Agenda de actividades por los 150 años de los galeses:
www.patagonia2015.com
Más info: www.esquel.tur.ar
La Rioja
La novedosa ruta del vuelo
La Ruta del Vuelo es toda una novedad en La Rioja, a través de seis sitios de excelentes condiciones y diferentes altitudes que durante todo el año potencian encuentros y campeonatos nacionales de aladelta y parapente. Los sitios elegidos son la ciudad capital, Pampa de la Viuda, dunas de Mazán, Cuesta Vieja en Famatina, La Mejicana y Ambil, en General Ocampo; y se podría sumar Malanzán, en el departamento Facundo Quiroga.
En 2009, los pilotos Hugo Ávila y Gonzalo González comenzaron a dar impulso a esta actividad, que ahora da lugar a esta nueva ruta turística que no es sólo para aficionados a volar, sino que también incluye al turismo en general e incluso grupos familiares que se suman a hacer la experiencia o a disfrutar de las jornadas deportivas.
Todo el año
En el cerro El Morro, próximo a la ciudad de La Rioja, se vuela durante todo el año y bajo condiciones muy accesibles, sumando la posibilidad de realizar un circuito que incluye museos, iglesias, el dique de Los Sauces, la Quebrada, Sanagasta y la ruta de bodegas.
Pampa de la Viuda, en el departamento Sanagasta, es apto para vuelos técnicos que se realizan en condiciones térmicas aptas, con dos despegues que se encuentran a más de 2.000 metros, permitiendo vuelos con vistas de las montañas, a tan sólo 9 kilómetros de la cabecera departamental.
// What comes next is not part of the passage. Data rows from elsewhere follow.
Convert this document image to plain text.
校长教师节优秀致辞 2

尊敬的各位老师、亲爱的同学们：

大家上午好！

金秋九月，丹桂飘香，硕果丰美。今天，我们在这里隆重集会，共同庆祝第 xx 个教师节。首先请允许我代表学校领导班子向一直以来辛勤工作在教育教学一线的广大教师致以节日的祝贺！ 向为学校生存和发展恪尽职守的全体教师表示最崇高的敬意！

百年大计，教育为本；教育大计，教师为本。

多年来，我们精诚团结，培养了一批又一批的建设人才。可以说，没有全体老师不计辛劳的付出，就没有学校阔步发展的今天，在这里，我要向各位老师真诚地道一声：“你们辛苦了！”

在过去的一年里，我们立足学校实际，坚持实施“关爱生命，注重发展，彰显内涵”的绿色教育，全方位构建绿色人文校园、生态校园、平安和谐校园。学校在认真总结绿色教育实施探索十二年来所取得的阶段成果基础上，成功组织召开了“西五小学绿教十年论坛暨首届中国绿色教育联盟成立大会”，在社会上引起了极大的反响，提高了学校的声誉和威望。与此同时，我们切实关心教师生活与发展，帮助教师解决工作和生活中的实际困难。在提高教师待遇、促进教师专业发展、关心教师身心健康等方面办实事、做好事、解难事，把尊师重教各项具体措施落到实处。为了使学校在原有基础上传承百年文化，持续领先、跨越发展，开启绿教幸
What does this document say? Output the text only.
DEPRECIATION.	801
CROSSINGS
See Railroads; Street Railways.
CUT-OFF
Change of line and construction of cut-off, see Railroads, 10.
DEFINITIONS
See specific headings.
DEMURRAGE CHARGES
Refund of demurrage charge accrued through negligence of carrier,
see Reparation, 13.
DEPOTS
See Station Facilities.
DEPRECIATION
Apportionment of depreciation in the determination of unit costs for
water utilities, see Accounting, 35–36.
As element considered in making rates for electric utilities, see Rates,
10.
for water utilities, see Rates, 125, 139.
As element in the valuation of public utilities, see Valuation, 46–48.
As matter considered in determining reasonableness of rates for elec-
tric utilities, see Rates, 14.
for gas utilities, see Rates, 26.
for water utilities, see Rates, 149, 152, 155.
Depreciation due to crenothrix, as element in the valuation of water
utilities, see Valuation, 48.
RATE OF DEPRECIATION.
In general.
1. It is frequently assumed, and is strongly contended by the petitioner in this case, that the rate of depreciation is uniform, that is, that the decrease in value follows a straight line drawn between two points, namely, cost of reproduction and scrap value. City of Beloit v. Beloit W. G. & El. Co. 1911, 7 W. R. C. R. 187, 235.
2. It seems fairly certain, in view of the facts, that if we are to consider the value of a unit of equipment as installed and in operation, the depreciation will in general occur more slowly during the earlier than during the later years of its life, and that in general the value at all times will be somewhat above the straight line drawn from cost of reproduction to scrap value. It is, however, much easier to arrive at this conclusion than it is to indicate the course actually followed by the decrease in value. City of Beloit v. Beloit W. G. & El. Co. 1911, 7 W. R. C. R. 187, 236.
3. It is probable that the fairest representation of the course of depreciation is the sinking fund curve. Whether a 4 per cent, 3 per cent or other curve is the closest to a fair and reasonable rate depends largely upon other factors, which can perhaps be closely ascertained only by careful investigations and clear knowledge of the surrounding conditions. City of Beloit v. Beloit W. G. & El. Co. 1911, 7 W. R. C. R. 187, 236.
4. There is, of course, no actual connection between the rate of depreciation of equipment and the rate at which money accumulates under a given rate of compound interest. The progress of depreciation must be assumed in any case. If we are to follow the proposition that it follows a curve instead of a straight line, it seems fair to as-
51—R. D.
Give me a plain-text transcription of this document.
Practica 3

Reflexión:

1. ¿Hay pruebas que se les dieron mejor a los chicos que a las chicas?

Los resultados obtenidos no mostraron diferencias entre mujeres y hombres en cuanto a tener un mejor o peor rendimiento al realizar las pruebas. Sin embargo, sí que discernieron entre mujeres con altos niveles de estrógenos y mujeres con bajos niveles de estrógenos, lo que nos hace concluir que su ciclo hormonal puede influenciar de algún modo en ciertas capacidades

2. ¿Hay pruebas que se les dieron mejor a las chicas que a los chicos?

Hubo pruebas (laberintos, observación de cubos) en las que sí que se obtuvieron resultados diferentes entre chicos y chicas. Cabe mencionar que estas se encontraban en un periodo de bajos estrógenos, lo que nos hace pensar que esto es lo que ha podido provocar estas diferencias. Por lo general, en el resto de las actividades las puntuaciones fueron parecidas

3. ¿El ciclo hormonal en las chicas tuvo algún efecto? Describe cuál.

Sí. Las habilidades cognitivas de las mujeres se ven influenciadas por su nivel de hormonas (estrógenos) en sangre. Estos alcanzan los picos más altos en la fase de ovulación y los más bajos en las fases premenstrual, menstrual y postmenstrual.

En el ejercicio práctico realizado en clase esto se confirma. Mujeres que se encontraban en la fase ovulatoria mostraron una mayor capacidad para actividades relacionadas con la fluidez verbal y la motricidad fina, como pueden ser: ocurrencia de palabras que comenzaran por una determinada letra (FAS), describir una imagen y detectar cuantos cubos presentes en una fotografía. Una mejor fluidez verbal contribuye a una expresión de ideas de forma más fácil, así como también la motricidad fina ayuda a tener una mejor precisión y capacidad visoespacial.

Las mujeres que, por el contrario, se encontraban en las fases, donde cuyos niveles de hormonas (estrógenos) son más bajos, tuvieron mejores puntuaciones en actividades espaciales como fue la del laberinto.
Por su parte, las dunas de Villa Mazán, en el departamento Arauco, son ideales para los que se inician en el deporte y hacen los últimos pasos de la escuela para realizar el primer vuelo de altura. Aquí se da la posibilidad de conocer lugares en donde la historia se conjuga con la producción olivarera en la provincia, incluyendo un olivo cuatricentenario declarado padre de la actividad agropecuaria en la Argentina. También se accede al Señor de la Peña, roca que ofrece un perfil con forma humana y donde cada año llegan peregrinos de todo el país a renovar su fe durante las Pascuas. A su vez, a 6 kilómetros de la zona de vuelo surgen aguas con propiedades hidroterapéuticas en Termas de Santa Teresita, con siete piletas (cuatro cubiertas y el resto bajo palmerales). Son además muy comunes las caminatas.
En el departamento Famatina se encuentra Cuesta Vieja, un lugar excepcional para lo que se llama volar en dinámica, permitiendo despegues suaves en el valle amplísimo de Antinaco-Los Colorados, realizando vuelos de distancia hacia el norte de las Sierras del Paimán. La propuesta incluye caminata por el circuito Lavadores de Oro, donde quedaron restos de lo utilizado por quienes atravesaban la fiebre por ese entonces. La degustación de vinos y productos regionales permite conocer la cultura gastronómica local y también se puede ascender en 4x4 al cerro Famatina y mina La Mejicana. Un imperdible es la caminata entre nogales.
A 4.200 metros de altura
En La Mejicana, departamentos Famatina y Chilecito, pueden realizarse vuelos de 40 minutos en planeo con despegue a los 4.200 metros, volando y aterrizando sobre Chilecito. Generalmente pilotos y aficionados con sus familias deben pernoctar en Famatina, habida cuenta que al día siguiente tanto los vuelos como los rescates se concretan en Chilecito.
En los llanos riojanos, Ambil, en el departamento General Ocampo, se convirtió en un sitio más que interesante que permite despegues a 200 metros de altura, volando térmica y dinámica. Su altura permite despegar cuantas veces el piloto considere necesarias para alcanzar su objetivo, a pesar que las condiciones no sean las óptimas. Es muy recomendables el trekking Huellas de Peregrinos en el parque Guasamayo, con la historia por la devoción a santos y vírgenes patrones de cada pueblo. A su vez, la Ruta de los Caudillos también es una opción para conocer un producto auténticamente riojano.
Datos útiles
Por ruta, la distancia Buenos Aires-La Rioja es de 1.170 km. La conexión aérea es la más recomendable, a razón de $ 3.200 ida y vuelta.
Hospedaje: habitación para dos personas en la ciudad de La Rioja, desde $ 600 por noche en calidad tres estrellas.